Half of SMEs ‘want to start exporting’

A business insights survey indicates that UK SMEs are thinking big and looking to grow in overseas markets as a priority, despite the ongoing uncertainty around Brexit.

Business person surveying horizon with binoculars
Over half (56%) of 1,000 business owners with companies listed at Companies House surveyed said they hoped to open offices abroad and start exporting to global markets. Smaller SMEs are more driven by this ambition than their larger counterparts. Anil Stocker, co-founder and CEO of MarketInvoice, an online platform offering flexible invoice finance, which commissioned the survey, said: “UK SMEs are thinking big, which is great for our economy, employment and global positioning.“There are some huge macro and political changes taking place with Brexit and the US-China trade challenges, but it’s great to see entrepreneurs seeing the growth opportunities around these events.”

Boosting value in the UK’s SMEs

The survey also finds the typical UK SME is worth more than £2.9m. Company valuation is something two-thirds (66%) of those surveyed consider to be a huge priority and an issue always on the agenda.While company valuations are clearly a high priority, less than a third (30%) of businesses increased in value by more than 10% in the last 12 months, supporting the trend towards looking to overseas markets to boost growth.Business owners also felt becoming more tech-savvy and data-centric to support their scaling ambitions would be the biggest driver for increasing valuation.Interestingly, larger SMEs felt expanding their customer base would drive the most value. Younger entrepreneurs vest hopes in their products to drive valuation, while the older generation felt technology adoption would move the dial.

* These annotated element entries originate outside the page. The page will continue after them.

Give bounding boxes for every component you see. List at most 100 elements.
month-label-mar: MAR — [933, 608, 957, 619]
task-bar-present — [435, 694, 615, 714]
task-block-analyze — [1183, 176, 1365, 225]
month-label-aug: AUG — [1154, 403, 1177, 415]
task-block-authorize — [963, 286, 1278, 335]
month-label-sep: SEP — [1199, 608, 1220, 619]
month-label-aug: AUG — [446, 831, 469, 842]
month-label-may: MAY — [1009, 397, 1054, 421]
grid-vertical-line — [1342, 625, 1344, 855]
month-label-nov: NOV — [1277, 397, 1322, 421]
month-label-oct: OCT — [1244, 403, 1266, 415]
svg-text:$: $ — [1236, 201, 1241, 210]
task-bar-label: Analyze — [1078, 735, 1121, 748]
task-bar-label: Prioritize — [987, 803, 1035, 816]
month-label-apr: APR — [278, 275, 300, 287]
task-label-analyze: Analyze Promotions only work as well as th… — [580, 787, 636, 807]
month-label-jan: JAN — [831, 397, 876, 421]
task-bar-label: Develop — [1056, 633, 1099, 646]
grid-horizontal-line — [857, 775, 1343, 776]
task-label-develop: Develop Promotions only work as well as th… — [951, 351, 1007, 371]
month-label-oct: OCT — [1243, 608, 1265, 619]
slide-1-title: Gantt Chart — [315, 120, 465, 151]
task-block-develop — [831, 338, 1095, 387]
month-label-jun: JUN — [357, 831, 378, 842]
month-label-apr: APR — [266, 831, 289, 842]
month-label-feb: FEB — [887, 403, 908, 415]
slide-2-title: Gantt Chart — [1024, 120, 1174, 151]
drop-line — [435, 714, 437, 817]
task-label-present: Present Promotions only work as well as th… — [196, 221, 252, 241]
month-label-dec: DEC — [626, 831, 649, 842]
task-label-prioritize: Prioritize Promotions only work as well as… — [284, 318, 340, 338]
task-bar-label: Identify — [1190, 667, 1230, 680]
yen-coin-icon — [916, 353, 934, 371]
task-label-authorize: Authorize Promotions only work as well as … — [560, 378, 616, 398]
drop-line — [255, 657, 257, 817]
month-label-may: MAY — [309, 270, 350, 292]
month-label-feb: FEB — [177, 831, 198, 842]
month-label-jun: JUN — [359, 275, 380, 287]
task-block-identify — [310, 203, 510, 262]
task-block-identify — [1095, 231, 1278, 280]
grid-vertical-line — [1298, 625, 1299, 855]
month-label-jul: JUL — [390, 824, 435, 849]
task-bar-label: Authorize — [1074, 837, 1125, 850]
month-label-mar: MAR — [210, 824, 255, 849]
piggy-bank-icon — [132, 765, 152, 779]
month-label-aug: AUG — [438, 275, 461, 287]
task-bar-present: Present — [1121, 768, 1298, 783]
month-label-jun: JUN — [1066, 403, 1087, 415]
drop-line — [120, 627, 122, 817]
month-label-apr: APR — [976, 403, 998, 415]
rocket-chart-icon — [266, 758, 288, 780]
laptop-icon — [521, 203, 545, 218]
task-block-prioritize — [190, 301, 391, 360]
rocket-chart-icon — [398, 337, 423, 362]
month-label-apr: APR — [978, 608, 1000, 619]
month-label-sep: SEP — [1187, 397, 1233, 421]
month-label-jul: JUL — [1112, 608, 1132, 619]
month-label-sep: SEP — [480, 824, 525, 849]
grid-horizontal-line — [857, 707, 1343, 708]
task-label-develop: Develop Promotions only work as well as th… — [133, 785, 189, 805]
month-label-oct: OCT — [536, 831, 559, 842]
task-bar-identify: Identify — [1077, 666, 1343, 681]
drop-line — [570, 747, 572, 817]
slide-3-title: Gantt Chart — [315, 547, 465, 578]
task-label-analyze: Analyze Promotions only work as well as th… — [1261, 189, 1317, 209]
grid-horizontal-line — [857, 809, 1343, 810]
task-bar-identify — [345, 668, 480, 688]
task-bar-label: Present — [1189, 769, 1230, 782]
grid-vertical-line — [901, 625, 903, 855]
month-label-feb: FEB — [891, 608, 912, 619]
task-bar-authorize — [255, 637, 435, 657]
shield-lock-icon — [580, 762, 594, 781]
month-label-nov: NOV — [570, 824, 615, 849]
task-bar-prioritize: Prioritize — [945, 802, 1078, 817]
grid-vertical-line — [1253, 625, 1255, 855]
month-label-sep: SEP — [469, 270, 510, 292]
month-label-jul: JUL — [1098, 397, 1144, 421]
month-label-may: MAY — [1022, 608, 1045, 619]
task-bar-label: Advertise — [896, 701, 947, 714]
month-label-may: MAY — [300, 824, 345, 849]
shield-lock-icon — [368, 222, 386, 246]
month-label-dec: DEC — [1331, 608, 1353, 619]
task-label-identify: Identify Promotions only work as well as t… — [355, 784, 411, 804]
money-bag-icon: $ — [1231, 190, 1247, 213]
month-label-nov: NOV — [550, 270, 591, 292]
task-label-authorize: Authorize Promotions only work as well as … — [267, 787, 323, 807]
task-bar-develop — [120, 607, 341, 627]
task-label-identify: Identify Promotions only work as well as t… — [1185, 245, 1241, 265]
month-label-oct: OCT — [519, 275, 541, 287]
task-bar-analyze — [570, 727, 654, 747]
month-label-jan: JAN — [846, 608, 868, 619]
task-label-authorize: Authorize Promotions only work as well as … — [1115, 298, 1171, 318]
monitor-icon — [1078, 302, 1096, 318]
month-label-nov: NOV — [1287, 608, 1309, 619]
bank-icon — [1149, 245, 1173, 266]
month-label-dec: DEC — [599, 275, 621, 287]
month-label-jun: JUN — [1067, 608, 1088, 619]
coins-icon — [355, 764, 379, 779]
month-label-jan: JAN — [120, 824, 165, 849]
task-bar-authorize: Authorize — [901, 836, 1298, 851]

What are the obstacles to SMEs realising their global ambitions?

Owners ranked a lack of appropriate finance options as the largest hurdle in raising value and growing their businesses. Companies in the engineering, architecture and construction sectors felt this the most. In contrast, companies in the finance sector ranked skills shortages as their greatest hinderance, the survey found. In addition to company financials, business owners cited their premises (17%), product (15%) and people (15%) as key factors that contribute to company value.“Business owners seem to be driven by company valuation," said Anil Stocker. "It is imperative that they stay focused on their product or service offering and ensure the fundamentals are right first.“This is as much about managing cash flow and working capital as it is about having the right people in the right roles. A well-oiled business will look after itself. Essentially, getting the basics right will drive their businesses forward and the valuation will take care of itself.”